Vollmond fotografieren

15
Jan

Damit gute Fotos beim Vollmond gelingen, haben wir eine Reihe von Tipps und Tricks von der Ortswahl bis zu den richtigen Kameraeinstellungen zusammengefasst:

Bezug zur Umgebung

Für ein stimmungsvolles Foto sollte man den Vollmond mit einem Bezug zur Umgebung fotografieren. Natürlich kann es auch interessant sein, Fotos mit einem Superzoom zu machen, jedoch sollte der Mond formatfüllend abgelichtet werden. Ein ansprechendes und spannendes Bild entsteht, indem man Landschaft, Bäume, Häuser und andere Teile der Umgebung mit in das Bild einbaut.

Der richtige Ort

Sinnvoll wäre es, wenn man vor dem Ereignis einen geeigneten Ort sucht, die passende Umgebung ist entscheidend, um den Mond spannend in Szene zu setzen. Es wäre zum anderen ratsam, einen Platz zu wählen, an dem wenig Umgebungslicht vorhanden ist, das eine klare Sicht auf den Mond verringert. In der Stadt zu fotografieren wäre nicht ideal, da der Nachthimmel von künstlichen Lichtquellen aufgehellt wird. Es wird hier auch von Lichtverschmutzung gesprochen.

Die richtige Kameraeinstellung

Der Mond ist ein heller kleiner Punkt am schwarzen Nachthimmel, bei den Voraussetzungen kann die automatische Belichtungsmessung der besten Kamera nicht mithalten. Dies verhält sich ähnlich mit dem Autofokus, bei den erschwerten Bedingungen kann es schwierig werden, den Mond scharf zu stellen. Deshalb wäre es ratsam, den manuellen Modus der Kamera für die Aufnahmen zu nutzen und manuell zu fokussieren. Wegen der Belichtung sollte man einige Dinge beachten: Der Mond ist ein Himmelskörper der sich um die Erde bewegt.
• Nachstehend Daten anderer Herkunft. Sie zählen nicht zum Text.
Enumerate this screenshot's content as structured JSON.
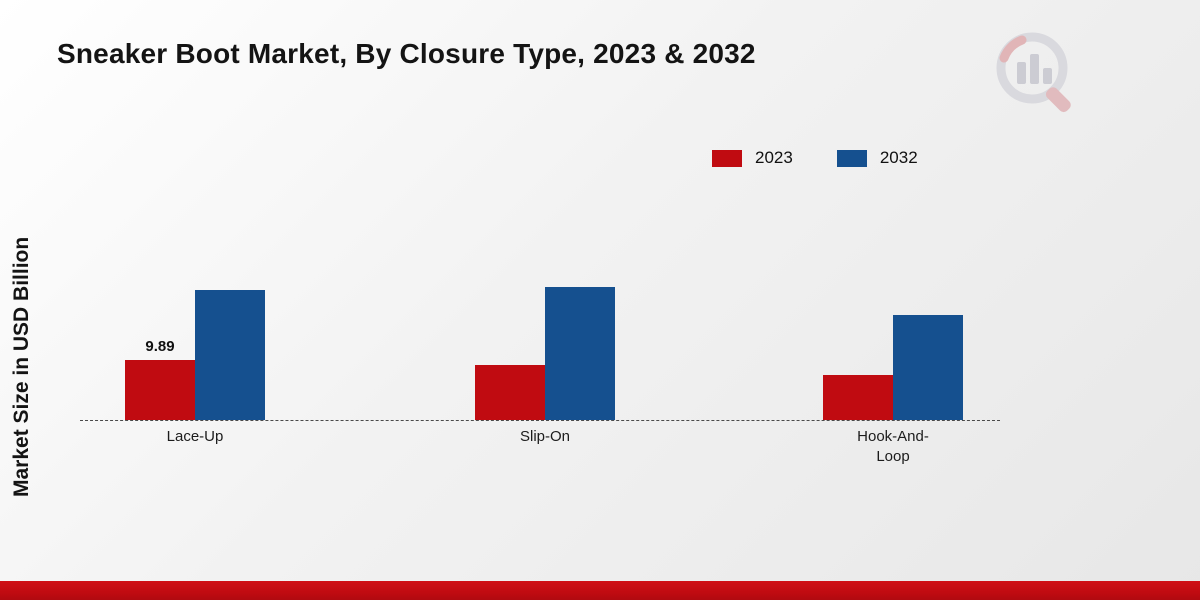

Für das menschliche Gehirn ist diese Bewegung kaum erkennbar, bei langen Belichtungszeiten wird es für die Kamera allerdings nahezu unmöglich, dass man ein scharfes Bild aufgenommen bekommt. Aus diesem Grund ist es sinnvoll, eine nicht allzu lange Belichtungszeit zu wählen.

Die optimale Belichtung

Die Belichtungszeit sollte nach Möglichkeit nicht länger als 1/60 Sekunden betragen, damit die Fotos trotzdem ausreichend belichtet werden, sollte man eine möglichst offene Blende wählen. Ein Objektiv mit einer großen Blendöffnung wäre hierfür ideal, der ISO-Wert sollte nicht zu hoch eingestellt werden, da dies schnell zu Rauschen führt. Da der Mond das Sonnenlicht reflektiert, sollte ein Weißabgleich für Sonnenlicht gewählt werden, wobei auch der automatische Weißabgleich zuverlässig funktionieren sollte. Es wäre sinnvoll die Fotos als RAWs aufzunehmen, da man den Weißabgleich im RAW-Converter anschließend noch anpassen kann.

Nicht nur wegen des Weißabgleichs ist es nützlich, die Fotos als RAW-Dateien aufzunehmen. Das RAW-Format bietet noch andere Vorteile, wie beispielsweise einen breiteren Dynamikumfang, durch den man ohne Qualitätsverluste viele Helligkeits- und Kontrastanpassungen vornehmen kann. Um ein Foto mit richtiger Belichtung aufzunehmen, sollte man mehrere Fotos mit veränderten Blenden- oder ISO-Werten aufnehmen. Am PC kann man die Belichtung der Bilder besser beurteilen als auf dem Kameradisplay und anschließend das Bild mit der optimalen Belichtung wählen.

Die schwierigen Lichtverhältnisse können auch genutzt werden, um kreativ zu werden, beispielsweise kann man mit Taschenlampen Bäume auf dem Motiv anstrahlen oder einen Versuch an HDR-Fotos starten. Bei der Mondfotografie spielt Glück eine große Rolle, so kann ein Flugzeug oder ein Vogel vor der Linse am Mond vorbeifliegen und für einen spannenden Blickfang und eine mystische Atmosphäre sorgen.